We have isolated independent Chinese hamster ovary (CHO) cell mutants at the hypoxanthine guanine phosphoribosyltransferase (hprt) locus from untreated, 60Co gamma-ray-exposed, and 212Bi alpha-exposed cells and identified the molecular changes underlying the mutation determined by multiplex polymerase chain reaction (PCR)-based exon deletion analysis. Both the parental CHO-K1 cells and the X-ray-sensitive mutant xrs-5 cells were studied.

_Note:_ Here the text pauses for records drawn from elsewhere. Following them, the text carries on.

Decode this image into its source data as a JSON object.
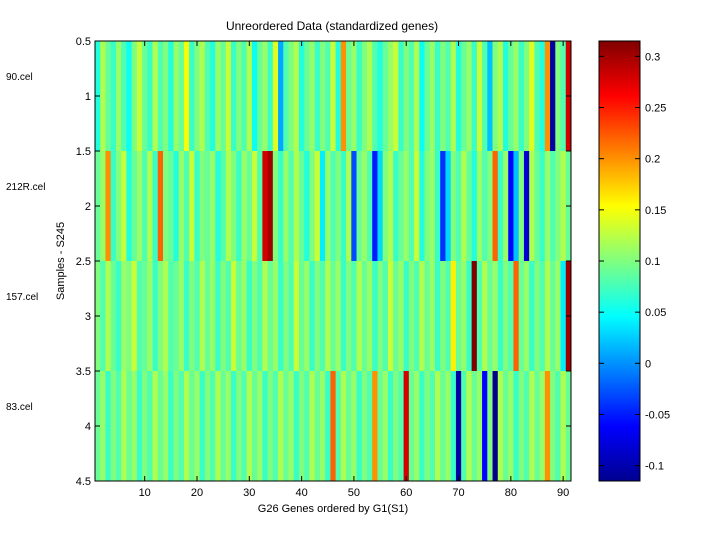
{
  "chart_data": {
    "type": "heatmap",
    "title": "Unreordered Data (standardized genes)",
    "xlabel": "G26 Genes ordered by G1(S1)",
    "ylabel": "Samples - S245",
    "n_cols": 91,
    "xlim": [
      0.5,
      91.5
    ],
    "ylim": [
      0.5,
      4.5
    ],
    "x_ticks": [
      10,
      20,
      30,
      40,
      50,
      60,
      70,
      80,
      90
    ],
    "y_ticks": [
      "0.5",
      "1",
      "1.5",
      "2",
      "2.5",
      "3",
      "3.5",
      "4",
      "4.5"
    ],
    "row_labels": [
      "90.cel",
      "212R.cel",
      "157.cel",
      "83.cel"
    ],
    "colorbar": {
      "colormap": "jet",
      "min": -0.115,
      "max": 0.315,
      "ticks": [
        "-0.1",
        "-0.05",
        "0",
        "0.05",
        "0.1",
        "0.15",
        "0.2",
        "0.25",
        "0.3"
      ]
    },
    "matrix": [
      [
        0.06,
        0.12,
        0.09,
        0.07,
        0.11,
        0.08,
        0.05,
        0.1,
        0.13,
        0.09,
        0.07,
        0.12,
        0.08,
        0.1,
        0.06,
        0.11,
        0.09,
        0.15,
        0.07,
        0.1,
        0.12,
        0.08,
        0.06,
        0.11,
        0.09,
        0.13,
        0.07,
        0.1,
        0.08,
        0.12,
        0.05,
        0.09,
        0.11,
        0.07,
        0.14,
        0.01,
        0.08,
        0.1,
        0.12,
        0.06,
        0.09,
        0.11,
        0.07,
        0.1,
        0.08,
        0.13,
        0.06,
        0.2,
        0.09,
        0.11,
        0.07,
        0.1,
        0.12,
        0.08,
        0.06,
        0.09,
        0.11,
        0.13,
        0.07,
        0.1,
        0.08,
        0.12,
        0.05,
        0.09,
        0.11,
        0.07,
        0.1,
        0.08,
        0.12,
        0.06,
        0.09,
        0.11,
        0.07,
        0.13,
        0.08,
        0.02,
        0.1,
        0.12,
        0.06,
        0.09,
        0.11,
        0.07,
        0.1,
        0.14,
        0.08,
        0.06,
        0.2,
        -0.1,
        0.1,
        0.08,
        0.28
      ],
      [
        0.09,
        0.11,
        0.2,
        0.07,
        0.1,
        0.13,
        0.06,
        0.09,
        0.11,
        0.08,
        0.12,
        0.07,
        0.22,
        0.1,
        0.09,
        0.06,
        0.11,
        0.08,
        0.13,
        0.07,
        0.1,
        0.09,
        0.11,
        0.06,
        0.08,
        0.12,
        0.1,
        0.07,
        0.11,
        0.09,
        0.13,
        0.08,
        0.28,
        0.3,
        0.1,
        0.07,
        0.11,
        0.08,
        0.12,
        0.09,
        0.06,
        0.1,
        0.13,
        0.04,
        0.11,
        0.08,
        0.1,
        0.07,
        0.12,
        -0.03,
        0.09,
        0.11,
        0.08,
        -0.05,
        0.03,
        0.1,
        0.12,
        0.07,
        0.09,
        0.11,
        0.08,
        0.13,
        0.06,
        0.1,
        0.11,
        0.07,
        -0.04,
        0.03,
        0.1,
        0.08,
        0.12,
        0.09,
        0.06,
        0.11,
        0.08,
        0.1,
        0.22,
        0.07,
        0.11,
        -0.06,
        0.02,
        0.1,
        -0.08,
        0.12,
        0.09,
        0.07,
        0.11,
        0.08,
        0.1,
        0.12,
        0.09
      ],
      [
        0.1,
        0.08,
        0.12,
        0.09,
        0.07,
        0.11,
        0.1,
        0.13,
        0.08,
        0.09,
        0.11,
        0.07,
        0.1,
        0.12,
        0.08,
        0.09,
        0.11,
        0.07,
        0.1,
        0.08,
        0.12,
        0.09,
        0.11,
        0.07,
        0.1,
        0.08,
        0.13,
        0.09,
        0.11,
        0.07,
        0.1,
        0.08,
        0.12,
        0.09,
        0.11,
        0.07,
        0.1,
        0.08,
        0.13,
        0.09,
        0.11,
        0.07,
        0.1,
        0.08,
        0.12,
        0.09,
        0.11,
        0.07,
        0.1,
        0.08,
        0.12,
        0.09,
        0.11,
        0.07,
        0.1,
        0.08,
        0.13,
        0.09,
        0.11,
        0.07,
        0.1,
        0.08,
        0.12,
        0.09,
        0.11,
        0.07,
        0.1,
        0.08,
        0.16,
        0.09,
        0.11,
        0.07,
        0.32,
        0.08,
        0.12,
        0.09,
        0.11,
        0.07,
        0.1,
        0.08,
        0.22,
        0.09,
        0.11,
        0.07,
        0.1,
        0.08,
        0.12,
        0.09,
        0.11,
        0.04,
        0.3
      ],
      [
        0.09,
        0.11,
        0.07,
        0.1,
        0.08,
        0.12,
        0.09,
        0.11,
        0.07,
        0.1,
        0.08,
        0.12,
        0.09,
        0.11,
        0.07,
        0.1,
        0.08,
        0.12,
        0.09,
        0.11,
        0.07,
        0.1,
        0.08,
        0.12,
        0.09,
        0.11,
        0.07,
        0.1,
        0.08,
        0.12,
        0.09,
        0.11,
        0.07,
        0.1,
        0.08,
        0.12,
        0.09,
        0.11,
        0.07,
        0.1,
        0.08,
        0.12,
        0.09,
        0.11,
        0.07,
        0.22,
        0.08,
        0.12,
        0.09,
        0.11,
        0.07,
        0.1,
        0.08,
        0.2,
        0.09,
        0.11,
        0.07,
        0.1,
        0.08,
        0.28,
        0.09,
        0.11,
        0.07,
        0.1,
        0.08,
        0.12,
        0.09,
        0.11,
        0.07,
        -0.1,
        0.08,
        0.12,
        0.09,
        0.11,
        -0.06,
        0.1,
        -0.11,
        0.12,
        0.09,
        0.11,
        0.07,
        0.1,
        0.08,
        0.12,
        0.09,
        0.11,
        0.2,
        0.1,
        0.08,
        0.12,
        0.09
      ]
    ]
  }
}
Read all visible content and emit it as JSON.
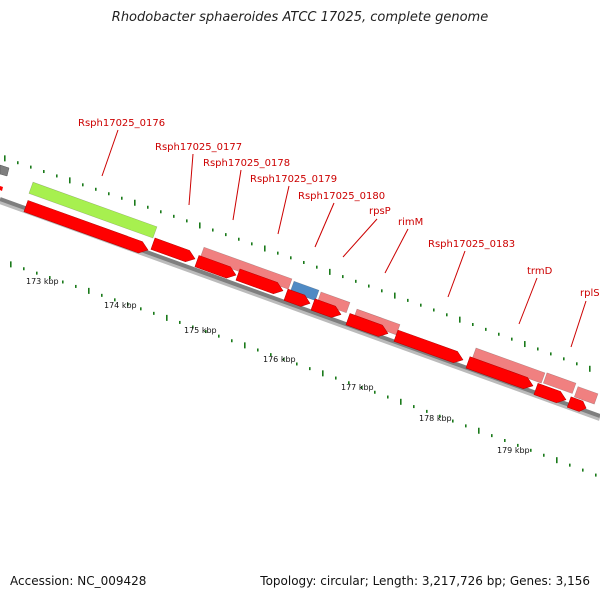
{
  "title": "Rhodobacter sphaeroides ATCC 17025, complete genome",
  "footer": {
    "accession_label": "Accession:",
    "accession": "NC_009428",
    "topology_label": "Topology:",
    "topology": "circular",
    "length_label": "Length:",
    "length": "3,217,726 bp",
    "genes_label": "Genes:",
    "genes": "3,156"
  },
  "colors": {
    "background": "#ffffff",
    "backbone": "#7f7f7f",
    "cds_reverse": "#ff0000",
    "gene_forward": "#f08080",
    "trna": "#4f8ac4",
    "highlight": "#a7f04f",
    "label": "#cc0000",
    "tick": "#1a7a1a",
    "tick_label": "#111111"
  },
  "scale_labels": [
    "173 kbp",
    "174 kbp",
    "175 kbp",
    "176 kbp",
    "177 kbp",
    "178 kbp",
    "179 kbp"
  ],
  "features": [
    {
      "label": "Rsph17025_0176",
      "type": "highlight"
    },
    {
      "label": "Rsph17025_0177",
      "type": "gene"
    },
    {
      "label": "Rsph17025_0178",
      "type": "gene"
    },
    {
      "label": "Rsph17025_0179",
      "type": "gene"
    },
    {
      "label": "Rsph17025_0180",
      "type": "trna"
    },
    {
      "label": "rpsP",
      "type": "gene"
    },
    {
      "label": "rimM",
      "type": "gene"
    },
    {
      "label": "Rsph17025_0183",
      "type": "gene"
    },
    {
      "label": "trmD",
      "type": "gene"
    },
    {
      "label": "rplS",
      "type": "gene"
    }
  ]
}
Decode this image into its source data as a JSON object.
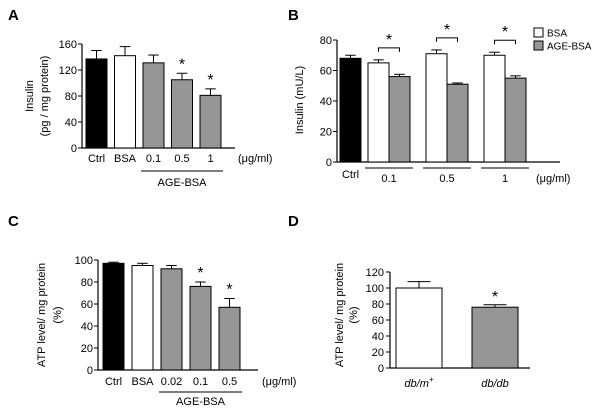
{
  "colors": {
    "black": "#000000",
    "white": "#ffffff",
    "gray": "#969696",
    "axis": "#000000"
  },
  "chart_data": [
    {
      "id": "A",
      "panel_label": "A",
      "type": "bar",
      "ylabel_lines": [
        "Insulin",
        "(pg / mg protein)"
      ],
      "ylim": [
        0,
        160
      ],
      "yticks": [
        0,
        40,
        80,
        120,
        160
      ],
      "bars": [
        {
          "label": "Ctrl",
          "value": 137,
          "err": 13,
          "fill": "black",
          "sig": ""
        },
        {
          "label": "BSA",
          "value": 142,
          "err": 14,
          "fill": "white",
          "sig": ""
        },
        {
          "label": "0.1",
          "value": 131,
          "err": 12,
          "fill": "gray",
          "sig": ""
        },
        {
          "label": "0.5",
          "value": 105,
          "err": 10,
          "fill": "gray",
          "sig": "*"
        },
        {
          "label": "1",
          "value": 81,
          "err": 10,
          "fill": "gray",
          "sig": "*"
        }
      ],
      "unit_label": "(μg/ml)",
      "group_label": "AGE-BSA",
      "group_span": [
        2,
        4
      ]
    },
    {
      "id": "B",
      "panel_label": "B",
      "type": "bar",
      "ylabel_lines": [
        "Insulin (mU/L)"
      ],
      "ylim": [
        0,
        80
      ],
      "yticks": [
        0,
        20,
        40,
        60,
        80
      ],
      "bars": [
        {
          "label": "Ctrl",
          "value": 68,
          "err": 2,
          "fill": "black",
          "pair": 0
        },
        {
          "label": "",
          "value": 65,
          "err": 2,
          "fill": "white",
          "pair": 1
        },
        {
          "label": "",
          "value": 56,
          "err": 1.5,
          "fill": "gray",
          "pair": 1
        },
        {
          "label": "",
          "value": 71,
          "err": 2.5,
          "fill": "white",
          "pair": 2
        },
        {
          "label": "",
          "value": 51,
          "err": 0.8,
          "fill": "gray",
          "pair": 2
        },
        {
          "label": "",
          "value": 70,
          "err": 2,
          "fill": "white",
          "pair": 3
        },
        {
          "label": "",
          "value": 55,
          "err": 1.5,
          "fill": "gray",
          "pair": 3
        }
      ],
      "pair_labels": [
        "0.1",
        "0.5",
        "1"
      ],
      "unit_label": "(μg/ml)",
      "sig_brackets": [
        {
          "from": 1,
          "to": 2,
          "sig": "*"
        },
        {
          "from": 3,
          "to": 4,
          "sig": "*"
        },
        {
          "from": 5,
          "to": 6,
          "sig": "*"
        }
      ],
      "legend": [
        {
          "label": "BSA",
          "fill": "white"
        },
        {
          "label": "AGE-BSA",
          "fill": "gray"
        }
      ]
    },
    {
      "id": "C",
      "panel_label": "C",
      "type": "bar",
      "ylabel_lines": [
        "ATP level/ mg protein",
        "(%)"
      ],
      "ylim": [
        0,
        100
      ],
      "yticks": [
        0,
        20,
        40,
        60,
        80,
        100
      ],
      "bars": [
        {
          "label": "Ctrl",
          "value": 97,
          "err": 1,
          "fill": "black",
          "sig": ""
        },
        {
          "label": "BSA",
          "value": 95,
          "err": 2,
          "fill": "white",
          "sig": ""
        },
        {
          "label": "0.02",
          "value": 92,
          "err": 3,
          "fill": "gray",
          "sig": ""
        },
        {
          "label": "0.1",
          "value": 76,
          "err": 4,
          "fill": "gray",
          "sig": "*"
        },
        {
          "label": "0.5",
          "value": 57,
          "err": 8,
          "fill": "gray",
          "sig": "*"
        }
      ],
      "unit_label": "(μg/ml)",
      "group_label": "AGE-BSA",
      "group_span": [
        2,
        4
      ]
    },
    {
      "id": "D",
      "panel_label": "D",
      "type": "bar",
      "ylabel_lines": [
        "ATP level/ mg protein",
        "(%)"
      ],
      "ylim": [
        0,
        120
      ],
      "yticks": [
        0,
        20,
        40,
        60,
        80,
        100,
        120
      ],
      "bars": [
        {
          "label_main": "db/m",
          "label_sup": "+",
          "value": 100,
          "err": 8,
          "fill": "white",
          "sig": ""
        },
        {
          "label_main": "db/db",
          "label_sup": "",
          "value": 76,
          "err": 3,
          "fill": "gray",
          "sig": "*"
        }
      ]
    }
  ]
}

The radiosensitive xrs-5 cells are defective in DNA double-strand break rejoining ability and in V(D)J recombination, which can be complemented by Ku protein. Of the 71 spontaneous CHO-K1 hprt mutants analyzed, 78% showed no change in exon number or size, 20% showed loss of one to eight exons (partial deletion), and 3% showed loss of all nine hprt exons (total deletion). Exposure of CHO-K1 cells to 6 Gy of gamma rays, which reduced survival levels to 10%, produced a high deletion spectrum with 45% of the 20 mutants analyzed showing a loss of one to eight exons and 30% showing total deletion. Exposure to an equitoxic dose of alpha radiation from 212Bi, a 220Rn daughter, resulted in a spectrum similar to the gamma-ray spectrum in that 75% of the 49 mutants analyzed were deletions. To alpha radiation, however, tended to produce larger intragenic deletions than gamma radiation. Of the 92 spontaneous xrs-5 mutants analyzed for deletions, 43% showed a loss of one to eight exons and 14% showed total deletion. This suggests that, in certain regions of the hprt gene, base alterations can be converted into large deletions and alteration in the Ku protein complex can influence this type of mutational process. Exposure to alpha radiation (10% survival) to xrs-5 cells resulted in a deletion spectrum similar to that seen in CHO-K1 cells. Of the 49 mutants analyzed, 43% showed on change in exon number or size, 16% showed a loss of one to eight exons, and 41% showed total deletion. While the defect in xrs-5 cells has a profound effect on spontaneous mutant spectra, this defect does not appear to affect alpha-induced mutation spectra.